Najnowsze wpisy, strona 94


cze 24 2004 bystra i genialna:P
Komentarze: 0

oj, duzo sie działo:P na koniec kursu, jak juz zalapalam rytm to nie bylo tak strasznie jak na poczatku, odpowiada mi taki 'zajmujacy' tryb zycia. dom traktujesz jak sypialnie...ale wlasciwie dobrze ze juz sie skonczylo, co prawda fajniej by bylo gdyby w wakacje byl ten kurs, ale i tak luzz, przez ten okres moj mozg przezyl najwiekszy wysilek w swoim zyciu:P ale podobno teorie brdzo ladnie zdalam i jestem przodownikiem:PPP strasznie mnie zaskoczyla ta informacja, bo mialam jeszcze zdawac jak bede miala 18, ale stwierdzili ze ladnie pozaliczalam i luzzz, co prawda praktyka od 18, ale egzaminy mam z glowy.

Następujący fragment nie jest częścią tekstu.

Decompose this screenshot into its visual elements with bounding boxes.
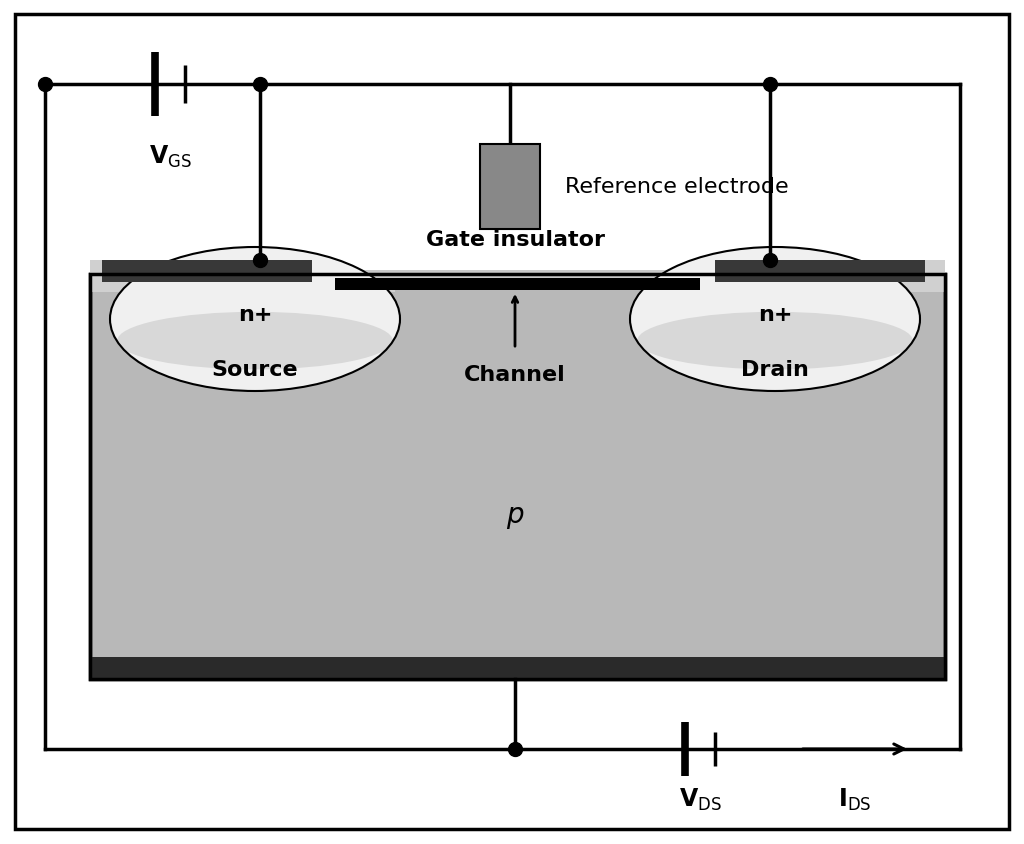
Bar bbox=[90, 657, 945, 679]
Text: Channel: Channel bbox=[464, 365, 566, 385]
Ellipse shape bbox=[118, 312, 393, 370]
Text: Reference electrode: Reference electrode bbox=[565, 177, 788, 197]
Text: n+: n+ bbox=[238, 305, 272, 325]
Bar bbox=[300, 271, 730, 289]
Text: V$_{\mathsf{DS}}$: V$_{\mathsf{DS}}$ bbox=[679, 786, 722, 812]
Text: V$_{\mathsf{GS}}$: V$_{\mathsf{GS}}$ bbox=[148, 143, 191, 170]
Ellipse shape bbox=[110, 247, 400, 392]
Bar bbox=[715, 261, 925, 283]
Bar bbox=[90, 274, 945, 679]
Text: I$_{\mathsf{DS}}$: I$_{\mathsf{DS}}$ bbox=[839, 786, 871, 812]
Text: Gate insulator: Gate insulator bbox=[426, 230, 604, 250]
Bar bbox=[640, 274, 945, 293]
Ellipse shape bbox=[637, 312, 912, 370]
Bar bbox=[480, 145, 540, 230]
Text: Drain: Drain bbox=[741, 360, 809, 380]
Ellipse shape bbox=[630, 247, 920, 392]
Bar bbox=[90, 274, 945, 679]
Text: Source: Source bbox=[212, 360, 298, 380]
Bar bbox=[925, 261, 945, 283]
Bar bbox=[90, 261, 102, 283]
Text: p: p bbox=[506, 500, 524, 528]
Text: n+: n+ bbox=[758, 305, 793, 325]
Bar bbox=[102, 261, 312, 283]
Bar bbox=[335, 279, 700, 290]
Bar bbox=[90, 274, 395, 293]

sreberko tez jest ladne:PP

mamy 2 male kicie:P jedna mniejsza druga wieksza co prawda w tym samym wieku ale jedna chora jest...

no i jest raczej fajnie, nie liczac kilku malych elementow, ale juz sie przezwyczailam..niestety, tak neistet, bo nie powinnam sie przezwyczajac tylko zmienic co nieco...ale moze kiedys przyjdzie odpowiedni czas to sie stanie:P oby przyszedl jak najszybciej

potrzebyje zmian, choletrnie ich potrzebuje, ale na nie sie raczej nie zanosi...ale postaram sie byc cierpliwa

w ogole nie czuje ze sa wakacje, to przez ten kurs, ale to dobrze, bo po co?...

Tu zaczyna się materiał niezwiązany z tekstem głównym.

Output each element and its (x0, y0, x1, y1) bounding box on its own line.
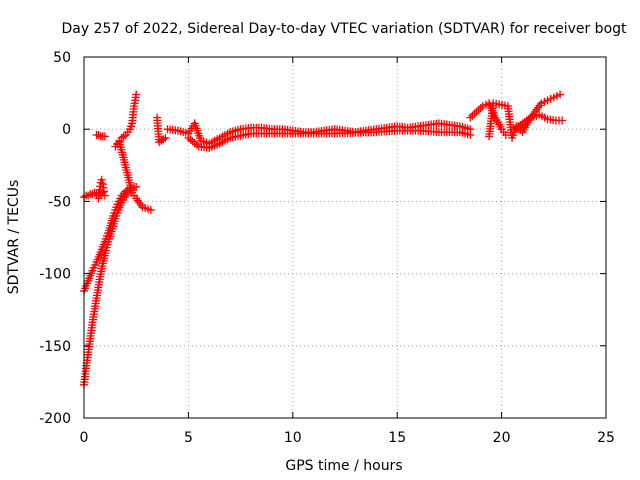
data-point (558, 116, 567, 125)
chart-title: Day 257 of 2022, Sidereal Day-to-day VTE… (61, 21, 627, 37)
y-tick-label: -150 (39, 339, 71, 355)
data-point (474, 105, 483, 114)
data-point (466, 113, 475, 122)
y-tick-label: -50 (48, 194, 71, 210)
data-point (97, 175, 106, 184)
x-tick-label: 0 (80, 430, 89, 446)
data-point (472, 107, 481, 116)
data-point (146, 206, 155, 215)
y-tick-label: -100 (39, 267, 71, 283)
data-point (132, 182, 141, 191)
x-tick-label: 10 (284, 430, 302, 446)
data-point (556, 90, 565, 99)
grid-lines (84, 57, 606, 418)
data-point (132, 90, 141, 99)
data-points (80, 90, 567, 389)
x-axis-label: GPS time / hours (285, 458, 402, 474)
data-point (161, 133, 170, 142)
x-tick-label: 15 (388, 430, 406, 446)
data-point (99, 187, 108, 196)
axis-ticks: 0 5 10 15 20 25 -200 -150 -100 -50 0 50 (39, 50, 615, 446)
y-tick-label: 0 (62, 122, 71, 138)
data-point (466, 130, 475, 139)
data-point (119, 132, 128, 141)
data-point (94, 130, 103, 139)
y-tick-label: -200 (39, 411, 71, 427)
data-point (468, 111, 477, 120)
x-tick-label: 5 (184, 430, 193, 446)
data-point (186, 135, 195, 144)
x-tick-label: 20 (493, 430, 511, 446)
data-point (100, 132, 109, 141)
data-point (188, 137, 197, 146)
data-point (100, 191, 109, 200)
data-point (470, 109, 479, 118)
y-tick-label: 50 (53, 50, 71, 66)
x-tick-label: 25 (597, 430, 615, 446)
y-axis-label: SDTVAR / TECUs (6, 180, 22, 295)
plot-frame (83, 56, 607, 419)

potrzbuje tych cholernych zmian...

kolczatka : :
cze 21 2004 zamykam oczy odpływam...
Komentarze: 1

jestem cholernie zmeczona, ale od czwartku już luz, no tylko przezyc weekend, nie zanudzic sie na smierc i odeśpie sobie:P

metoda usta-usta...:P

wyklady z psychologii i pierwszej pomocy byly najciekawsze, najwiecej smiechu:P za to jutro zaobaczymy kto sie bedzie smial..oby ja..

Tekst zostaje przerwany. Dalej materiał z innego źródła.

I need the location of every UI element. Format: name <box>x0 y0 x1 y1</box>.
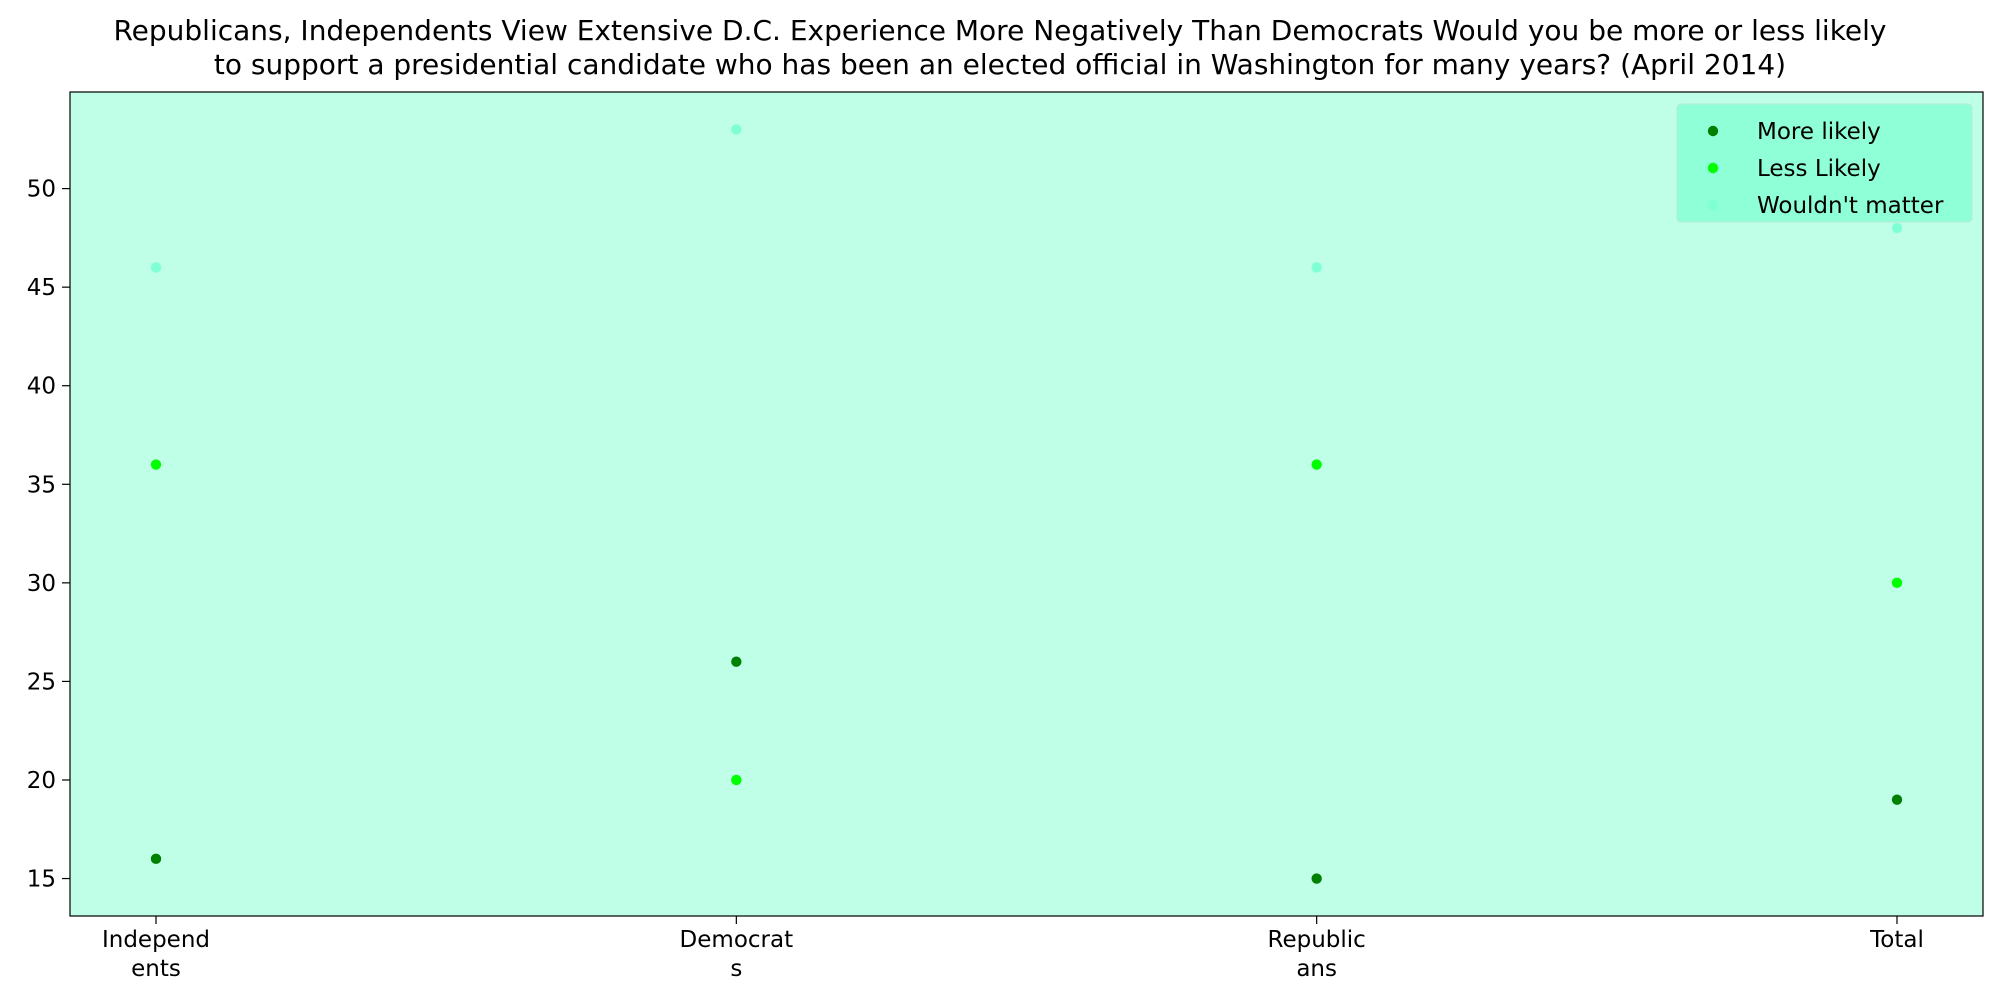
y-tick-label: 40 <box>27 374 56 400</box>
legend-label: More likely <box>1757 119 1881 145</box>
legend-label: Less Likely <box>1757 156 1881 182</box>
y-tick-label: 25 <box>27 669 56 695</box>
legend: More likely Less Likely Wouldn't matter <box>1676 103 1973 223</box>
data-point <box>1311 873 1322 884</box>
data-points <box>150 124 1903 884</box>
data-point <box>150 459 162 470</box>
y-axis: 15 20 25 30 35 40 45 50 <box>27 177 70 893</box>
data-point <box>1891 794 1903 805</box>
plot-area <box>70 92 1983 916</box>
plot-frame <box>69 91 1984 917</box>
y-tick-label: 50 <box>27 177 56 203</box>
data-point <box>731 124 742 135</box>
chart-title-line: Republicans, Independents View Extensive… <box>113 14 1886 47</box>
chart-title: Republicans, Independents View Extensive… <box>113 14 1886 81</box>
data-point <box>731 656 742 667</box>
data-point <box>1891 222 1903 234</box>
data-point <box>1311 459 1322 470</box>
legend-box <box>1676 103 1973 223</box>
chart-title-line: to support a presidential candidate who … <box>214 48 1786 81</box>
data-point <box>150 262 162 273</box>
legend-marker <box>1707 162 1719 174</box>
legend-label: Wouldn't matter <box>1757 193 1944 219</box>
x-axis: Independ ents Democrat s Republic ans Total <box>102 916 1924 982</box>
x-tick-label: Democrat s <box>680 927 794 982</box>
data-point <box>1311 262 1322 273</box>
y-tick-label: 45 <box>27 275 56 301</box>
y-tick-label: 15 <box>27 867 56 893</box>
x-tick-label: Republic ans <box>1268 927 1366 982</box>
legend-marker <box>1707 199 1719 211</box>
y-tick-label: 20 <box>27 768 56 794</box>
data-point <box>1891 577 1903 589</box>
legend-marker <box>1707 125 1719 137</box>
x-tick-label: Independ ents <box>102 927 210 982</box>
x-tick-label: Total <box>1869 927 1924 953</box>
data-point <box>150 853 162 865</box>
y-tick-label: 35 <box>27 472 56 498</box>
y-tick-label: 30 <box>27 571 56 597</box>
data-point <box>731 774 742 786</box>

tyle sie dzialo...i bedzie sie dziac...ale co kogo to.....

'bylem na fajnym pogrzebie'

:P

kolczatka : :
cze 19 2004 ...
Komentarze: 1

chcialam cos napisac ale nie napisze bo jestem zla. ktos mnie wkurzyl swoim pipeprzeniem...bezsensowanym...

kolczatka : :
cze 15 2004 banan, oj wielki banan:PPP
Komentarze: 3

Miałam raczej średni humor, ale ktoś mi go poprawił, tak ktoś (makja nie myśl przez chwilę;) ...moja kochana figusia.

Chyba w końcu zrozumiałam po co jeżdżę, załapałam to, czuje to. Oświeciło mnie dzisiaj, jak wsiadłam i czułam, że umiem się z nią zgrać. Wieczór, okolice 20, wiatr, ptaki, słońce, świetna pogoda. Jadę drogą przez pola, obok zboże, wysokie, prawie że zakrywa figę, z góry wygląda świetnie, wiatr układa z niego wzory, ja przejeżdżam przez nie butem, miłe uczucie. Potem galop, wiatr świszczy w uszach, dosłownie świszczy, miesza się ze świergotem ptaków, wiatr wieje, galop, banan na twarzy, świetny koń. Załapałam, że uwielbiam ten galop, poczucie że umiem utrzymać się w siodle, te momenty kiedy moje słonko wystraszy się kupki siana i odskoczy w bok w galopie, kiedy ja się tego najmniej spodziewam. To trzymanie czapki żeby mi wiatr jej nie zwiał. Zrozumiałam o co w tym wszystkich chodzi, o to poczucie...jakby wolność, ty, koń, pole, wiatr, słońce, ptaki, zwierzęta, to panowanie i siedzenie w siodle...mmmm....tyle jeździłam, teraz czyje że mi to sprawia przyjemność...wielką, to uczucie....

A potem mnie poniosła....

 

Makja, dzięki, że znosisz moje gadanie bzdur, że to czytasz i w ogóle, że mnie słuchasz. Dzięki, dzięki, po tym co Ci dzisiaj napisałam, musze stwierdzić, że jesteś wytrzymała. Dzięki, dzięki  ...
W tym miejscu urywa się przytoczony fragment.